Depois dos tiros sobre a carne preta e pobre, Witzel vai para hotel de luxo
Assistam a este vídeo:
O despudor do governador do Rio, Wilson Witzel (PSC), em temas relacionados à segurança pública, dentre outros, deve assombrar até os fãs mais entusiasmados do presidente Jair Bolsonaro, que costumam regurgitar por aí aquela frase que vale como divisa de um esquadrão da morte: "Direitos humanos para humanos direitos". Witzel pretende ser uma alternativa ainda mais truculenta ao, vamos dizer, bolsonarismo de raiz. Se o presidente conta com generais no Palácio que lhe servem, ainda que precariamente, de elemento de contenção, Witzel pode atuar sem freios. E seu despudor é assombroso.
Na tarde de sábado, nós o vimos embarcar num helicóptero da polícia que depois é flagrado despejando uma chuva de balas sobre comunidades necessariamente pobres de Angra dos Reis — ou havia mansões do outro lado do cano? Na sequência, o governador se hospedou com a família no hotel Fasano da cidade, considerado de altíssimo luxo. Passou lá o fim de semana. A diária mais barata sai a R$ 1.600. Por pessoa. A assessoria do governo não quis dizer quem pagou. Um fim de semana e tanto para a sua visão de mundo e a de seus admiradores, não é? Depois de participar de uma operação que despejou uma saraivada contra áreas em que moram pobres, o governador foi curtir um pouco a vida entre os ricos. Tentei saber quantas arrobas de carne preta e pobre a operação rendeu neste fim de semana, enquanto o governador se esgueirava entre lençóis de algodão egípcio, mas não há dados disponíveis.
À frente de um helicóptero já com os motores ligados, Witzel grava um vídeo ao lado de Fernando Jordão (MDB), prefeito de Angra, e anuncia:
"Olá pessoal, estamos começando aqui em Angra dos Reis, a pedido do prefeito, Fernando Jordão, uma operação em Angra dos Reis. Começando com a Core, com a Polícia Militar, com a Polícia Civil, para acabar de vez com a bandidagem que está aterrorizando a nossa cidade maravilhosa de Angra dos Reis. Fernando Jordão, tá aqui o pessoal, ó, o pessoal da Core, o helicóptero, vamos começar hoje a operação. Acabou a bagunça. Vamos colocar ordem na casa. Vambora!"
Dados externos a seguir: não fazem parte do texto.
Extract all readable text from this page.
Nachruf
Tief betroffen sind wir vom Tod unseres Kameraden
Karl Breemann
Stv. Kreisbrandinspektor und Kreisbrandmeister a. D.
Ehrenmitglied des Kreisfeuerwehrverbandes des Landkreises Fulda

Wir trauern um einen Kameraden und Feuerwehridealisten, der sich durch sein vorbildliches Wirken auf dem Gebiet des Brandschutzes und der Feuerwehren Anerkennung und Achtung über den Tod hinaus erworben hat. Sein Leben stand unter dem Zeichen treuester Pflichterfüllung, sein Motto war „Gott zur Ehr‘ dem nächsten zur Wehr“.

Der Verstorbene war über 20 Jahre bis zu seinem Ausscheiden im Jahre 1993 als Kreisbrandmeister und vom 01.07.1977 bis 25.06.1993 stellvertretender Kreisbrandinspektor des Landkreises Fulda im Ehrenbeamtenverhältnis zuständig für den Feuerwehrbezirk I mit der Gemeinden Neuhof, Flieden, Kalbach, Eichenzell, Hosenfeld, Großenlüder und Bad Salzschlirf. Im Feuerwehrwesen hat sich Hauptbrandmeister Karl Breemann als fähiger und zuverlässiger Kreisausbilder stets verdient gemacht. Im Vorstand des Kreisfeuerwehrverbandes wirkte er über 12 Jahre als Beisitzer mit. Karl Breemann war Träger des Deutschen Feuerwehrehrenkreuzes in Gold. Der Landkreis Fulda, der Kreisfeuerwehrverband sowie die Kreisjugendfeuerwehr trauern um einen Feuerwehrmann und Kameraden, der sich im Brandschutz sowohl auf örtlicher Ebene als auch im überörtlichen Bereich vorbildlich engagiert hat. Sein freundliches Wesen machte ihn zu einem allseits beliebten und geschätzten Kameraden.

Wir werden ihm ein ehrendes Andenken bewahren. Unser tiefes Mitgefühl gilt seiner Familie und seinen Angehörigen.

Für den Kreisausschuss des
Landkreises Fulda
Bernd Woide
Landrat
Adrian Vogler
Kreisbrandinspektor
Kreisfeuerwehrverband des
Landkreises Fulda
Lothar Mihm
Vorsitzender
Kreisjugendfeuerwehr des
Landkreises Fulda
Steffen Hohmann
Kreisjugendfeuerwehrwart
A Core é a Coordenadoria de Recursos Especiais do governo. Num outro vídeo, o governador está dentro do helicóptero e diz:
"Estamos iniciando, hoje aqui, uma operação aqui em Angra dos Reis, com a Core, trouxe aqui o nosso pessoal, o delegado (Fábio) Baruck, o delegado Marcus Vinicius, o prefeito Jordão. Vamos botar fim a bandidagem de Angra dos Reis. Acabou"
Witzel é uma personagem, uma espécie de bufão truculento, do populismo de extrema-direita. Isso requer uma caracterização. Com uma camisa polo impossivelmente comprida que busca esconder a barriga — e esta, por si, não indica caráter bom ou ruim, é claro —, ele apela, no entanto, a um gestual de braços que tenta vender tecidos adiposos como se musculosos fossem. No imaginário dessa personagem patética, isso deve parecer mais adequado ao homem que não tem medo de disparar tiros contra áreas em que moram os pobres de tão pretos e os pretos de tão pobres.
A estética era miliciana. A ética também.
Num outro vídeo, vemos um helicóptero igual àquele em que embarcou o governador, a despejar tiros. Contra quem? Contra quais alvos? Com quais consequências? Segundo disse Witzel, o alvo era a "bandidagem". Não se informou se a Polícia buscava um, dois ou dez criminosos; se respondia a alguma agressão em particular; se era uma operação para instalar bases policiais naquelas comunidades, expulsando, então, os tais bandidos. Uma coisa é certa: as balas que se despejavam lá de cima não tinham como distinguir a carne preta e pobre de inocentes da carne preta e pobre de culpados. A única coisa que se tem de certo é que cumpria à carne preta e pobre, culpada ou não, tentar se proteger da expedição comandada pelo próprio governador.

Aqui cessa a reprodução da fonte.